In its ruling on the motion for reconsideration, the CA said it found “no new or substantial matter that would warrant a reversal or modification” of its July 7, 2017 decision affirming an earlier Makati City Regional Trial Court (RTC) decision.

Last year, the Makati City RTC dismissed a petition seeking the enforcement of a 1995 United States district court decision which awarded human-rights victims during the late dictator’s regime $2 billion worth of compensation for damages.

The Makati City RTC’s concluded that the U.S. District Court in Hawaii was not binding because it lacks jurisdiction over the class suit docketed as Class Action No. MDL 840.

In May 1991, 10 Filipino citizens initiated MDL 840 on behalf of the 10,000 human rights victims during the late dictator’s regime. They were Celsa Hilao, Josefina Hilao Forcadilla, Arturo Revilla, Jr., Rodolfo Benosa, Danila Fuente, Renato Pineda, Adora Faye de Vera, Domiciano Amparo, Christopher Sorio, and Jose Duran.

But in its July decision, the CA said that the 10 Filipino citizens who initiated MDL 840 failed to prove that they were “truly and legally authorized by the other purported claimants.”

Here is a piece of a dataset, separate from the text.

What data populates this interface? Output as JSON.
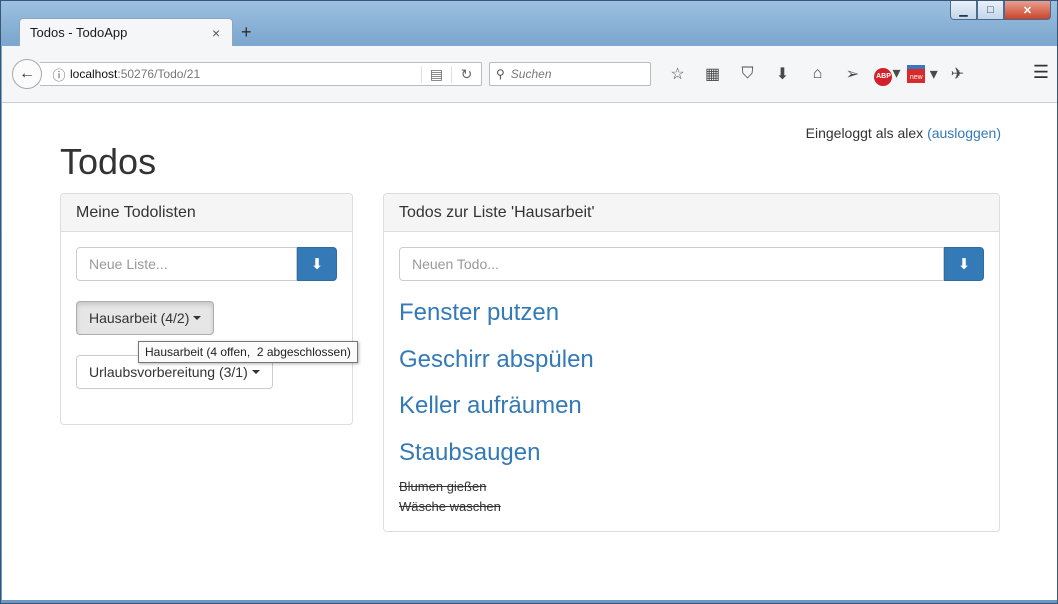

It also said that the Hawaii court violated the right to due process of both the unnamed claimants and the respondent Marcos estate, making the U.S. court’s decision not binding.

“It boggles the mind how the final judgment could be enforced when the supposed claimants were not even identified… it gave no opportunity for the Marcos Estate to confront each and every claimant,” the CA decision read.

It added that the classification of the claimants into three categories – torture, summary execution and disappearance victims – cannot be joined into a class suit since “no two persons can suffer the same nature and degree of injury or damage.”

The classification of claimants, the CA further noted, was an obvious recognition that “no common question of law and fact exists between/among the claimants.”

“In other words, each claimant in MDL 840 had a right, if any, only to the damage that such individual may have suffered, and not one of them had any right to or can claim any interest in the damage or injury which another suffered. Hence, MDL 840 was not and should not have been brought as a class suit,” the CA said.